Inês Sousa Real, líder e deputada única do PAN, concorda. "A maior questão tem de passar pela atratividade das carreiras. As novas estratégias comunicacionais ajudam a dar mais visibilidade, sim, mas tem de se alargar o debate aos salários e condições", defende.
Já fonte do gabinete parlamentar do Livre diz ao DN que enquanto as condições forem como as atuais, "as Forças Armadas nunca serão atrativas nem conseguirão reter os seus militares".
Perguntas e Respostas
Qual é o efetivo das Forças Armadas?
A resposta a esta pergunta tem quatro hipóteses, consoante a fonte a que recorrermos. Os últimos dados disponíveis a 31 de dezembro de 2021 indicam que para o Ministério da Defesa são 27.741; para a Direção-Geral da Administração e do Emprego Público (DGAEP) são 26.130; para a Pordata/INE são 26.600 e para o Estado-Maior-General das Forças Armadas (EMGFA) que junta Exército, Força Aérea e Marinha, são 23.347. Desde 2016 que o ministério da Defesa não publica o Anuário Estatístico.
Como se pode ingressar nas Forças Armadas?

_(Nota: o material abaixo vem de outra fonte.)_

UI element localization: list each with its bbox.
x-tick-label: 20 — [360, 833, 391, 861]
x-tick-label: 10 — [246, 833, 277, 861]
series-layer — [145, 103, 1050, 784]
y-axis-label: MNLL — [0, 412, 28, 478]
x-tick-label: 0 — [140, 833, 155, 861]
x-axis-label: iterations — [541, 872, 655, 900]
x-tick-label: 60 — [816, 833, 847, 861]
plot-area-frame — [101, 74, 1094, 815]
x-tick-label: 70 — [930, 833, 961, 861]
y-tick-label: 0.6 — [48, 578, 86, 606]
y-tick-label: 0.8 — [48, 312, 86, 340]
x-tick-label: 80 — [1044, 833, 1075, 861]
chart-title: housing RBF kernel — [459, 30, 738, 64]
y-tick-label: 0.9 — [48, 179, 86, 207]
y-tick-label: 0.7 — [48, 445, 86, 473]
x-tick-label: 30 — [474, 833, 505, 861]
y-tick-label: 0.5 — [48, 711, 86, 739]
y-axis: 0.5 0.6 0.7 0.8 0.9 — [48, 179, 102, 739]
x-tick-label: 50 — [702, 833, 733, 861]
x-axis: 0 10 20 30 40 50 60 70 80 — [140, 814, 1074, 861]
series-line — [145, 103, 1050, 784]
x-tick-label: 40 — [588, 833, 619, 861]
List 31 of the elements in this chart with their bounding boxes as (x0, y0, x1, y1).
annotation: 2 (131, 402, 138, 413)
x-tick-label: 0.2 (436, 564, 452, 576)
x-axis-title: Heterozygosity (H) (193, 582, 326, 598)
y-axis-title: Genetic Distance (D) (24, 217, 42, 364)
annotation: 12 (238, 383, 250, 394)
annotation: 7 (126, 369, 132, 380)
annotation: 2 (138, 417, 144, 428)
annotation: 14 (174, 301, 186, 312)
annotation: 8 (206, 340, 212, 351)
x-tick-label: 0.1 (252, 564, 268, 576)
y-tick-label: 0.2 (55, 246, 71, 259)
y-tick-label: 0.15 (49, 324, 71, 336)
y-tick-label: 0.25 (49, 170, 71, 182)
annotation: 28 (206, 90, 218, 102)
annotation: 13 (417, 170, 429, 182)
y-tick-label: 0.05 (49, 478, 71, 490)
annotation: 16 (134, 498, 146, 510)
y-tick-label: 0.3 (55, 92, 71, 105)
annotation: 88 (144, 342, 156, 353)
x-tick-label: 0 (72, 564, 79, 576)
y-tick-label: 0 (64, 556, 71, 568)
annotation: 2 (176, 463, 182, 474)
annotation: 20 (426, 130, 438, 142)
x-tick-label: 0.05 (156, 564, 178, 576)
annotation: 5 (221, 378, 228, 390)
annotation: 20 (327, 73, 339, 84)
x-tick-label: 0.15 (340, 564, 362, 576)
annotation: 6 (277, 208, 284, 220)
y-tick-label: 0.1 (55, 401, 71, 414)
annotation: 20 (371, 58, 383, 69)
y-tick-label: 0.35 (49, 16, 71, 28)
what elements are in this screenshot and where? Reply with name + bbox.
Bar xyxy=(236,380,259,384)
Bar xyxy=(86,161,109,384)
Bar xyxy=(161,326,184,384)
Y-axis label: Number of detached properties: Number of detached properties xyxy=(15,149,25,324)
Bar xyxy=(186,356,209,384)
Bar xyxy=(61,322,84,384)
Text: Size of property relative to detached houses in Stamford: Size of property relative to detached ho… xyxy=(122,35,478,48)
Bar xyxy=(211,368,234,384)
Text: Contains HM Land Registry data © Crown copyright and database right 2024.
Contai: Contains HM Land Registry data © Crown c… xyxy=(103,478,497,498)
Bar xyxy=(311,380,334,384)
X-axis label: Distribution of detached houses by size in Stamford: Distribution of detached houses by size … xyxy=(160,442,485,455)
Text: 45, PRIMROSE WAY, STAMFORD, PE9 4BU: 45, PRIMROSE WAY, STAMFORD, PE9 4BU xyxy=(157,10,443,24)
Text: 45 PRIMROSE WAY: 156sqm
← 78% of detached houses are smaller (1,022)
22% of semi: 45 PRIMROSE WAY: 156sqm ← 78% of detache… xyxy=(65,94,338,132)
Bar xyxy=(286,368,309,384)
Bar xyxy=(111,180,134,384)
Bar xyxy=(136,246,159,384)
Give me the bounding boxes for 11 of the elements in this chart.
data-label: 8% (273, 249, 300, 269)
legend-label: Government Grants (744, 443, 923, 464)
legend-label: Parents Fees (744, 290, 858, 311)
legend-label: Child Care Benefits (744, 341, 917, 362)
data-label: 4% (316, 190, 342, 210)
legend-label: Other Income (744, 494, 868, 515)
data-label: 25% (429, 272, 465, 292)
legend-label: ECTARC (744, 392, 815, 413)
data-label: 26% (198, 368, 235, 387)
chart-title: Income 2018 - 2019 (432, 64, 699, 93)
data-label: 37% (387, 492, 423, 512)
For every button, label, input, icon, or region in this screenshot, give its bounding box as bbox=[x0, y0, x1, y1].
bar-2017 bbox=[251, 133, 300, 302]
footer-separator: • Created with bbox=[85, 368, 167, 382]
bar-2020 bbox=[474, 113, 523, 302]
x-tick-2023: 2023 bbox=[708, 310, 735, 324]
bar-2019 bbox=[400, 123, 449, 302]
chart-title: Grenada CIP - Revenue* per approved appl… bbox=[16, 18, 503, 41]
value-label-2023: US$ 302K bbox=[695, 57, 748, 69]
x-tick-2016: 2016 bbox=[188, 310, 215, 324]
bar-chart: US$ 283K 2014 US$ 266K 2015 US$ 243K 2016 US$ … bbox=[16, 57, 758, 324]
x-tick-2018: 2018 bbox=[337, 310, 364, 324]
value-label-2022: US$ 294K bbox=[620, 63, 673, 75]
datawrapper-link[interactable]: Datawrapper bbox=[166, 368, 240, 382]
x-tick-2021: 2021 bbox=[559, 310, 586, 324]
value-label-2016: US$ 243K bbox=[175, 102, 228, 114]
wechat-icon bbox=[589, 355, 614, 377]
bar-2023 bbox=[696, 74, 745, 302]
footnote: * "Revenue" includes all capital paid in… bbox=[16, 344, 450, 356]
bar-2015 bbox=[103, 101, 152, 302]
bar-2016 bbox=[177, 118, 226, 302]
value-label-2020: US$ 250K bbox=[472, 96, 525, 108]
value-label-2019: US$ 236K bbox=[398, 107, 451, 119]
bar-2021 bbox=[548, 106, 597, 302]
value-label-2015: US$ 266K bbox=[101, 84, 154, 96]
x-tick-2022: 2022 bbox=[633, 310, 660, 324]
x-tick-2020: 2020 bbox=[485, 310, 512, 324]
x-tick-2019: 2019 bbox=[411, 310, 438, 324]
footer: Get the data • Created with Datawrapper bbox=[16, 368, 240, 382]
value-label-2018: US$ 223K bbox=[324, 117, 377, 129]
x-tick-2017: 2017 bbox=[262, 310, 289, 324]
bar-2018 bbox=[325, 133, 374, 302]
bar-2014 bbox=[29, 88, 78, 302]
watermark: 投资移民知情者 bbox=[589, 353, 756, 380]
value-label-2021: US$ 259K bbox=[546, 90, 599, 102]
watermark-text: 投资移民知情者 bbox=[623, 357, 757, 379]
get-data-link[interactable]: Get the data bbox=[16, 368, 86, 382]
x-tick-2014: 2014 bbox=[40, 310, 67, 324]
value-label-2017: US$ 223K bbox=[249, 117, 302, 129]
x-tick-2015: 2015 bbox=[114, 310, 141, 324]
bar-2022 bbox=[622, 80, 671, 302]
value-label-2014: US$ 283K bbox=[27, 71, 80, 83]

Desde que terminou o serviço militar obrigatório em 2004, que o recrutamento é feito através de três modelos: o normal, para a prestação de serviço efetivo em regime de contrato ou em regime de voluntariado; o especial, para a prestação de serviço efetivo voluntário nos quadros permanentes; e o excecional, para a prestação de serviço efetivo decorrente de convocação ou mobilização (este regulado por diploma próprio).
Há falta de efetivos?
Sim. Basta olhar para o número que o governo fixou para 2022 sobre o número de efetivos que são necessários, 32.077, e comparar com o existente. Não é ainda conhecido o número de militares que integravam as Forças Armadas em 2022. Em 2012 havia 38.000 militares ao serviço (incluindo os que estavam na reserva), representando uma queda para cerca de 30% em 10 anos.
Qual o Ramo que perdeu mais militares?
O Exército foi o Ramo que perdeu mais militares. Entre 2012 e 2020, o Exército foi o que perdeu mais militares (18%), seguido da Marinha (16%) e da Força Aérea (13%).Numa entrevista ao DN, em setembro de 2020, o então CEMGFA, Silva Ribeiro assinalou que na Marinha faltavam 700 praças, no Exército cerca de 4000, e na Força Aérea cerca de mil. Em 2021 dos militares no ativo, apenas 41% eram praças e 59% oficiais e sargentos: não chegam a ter um soldado para cada.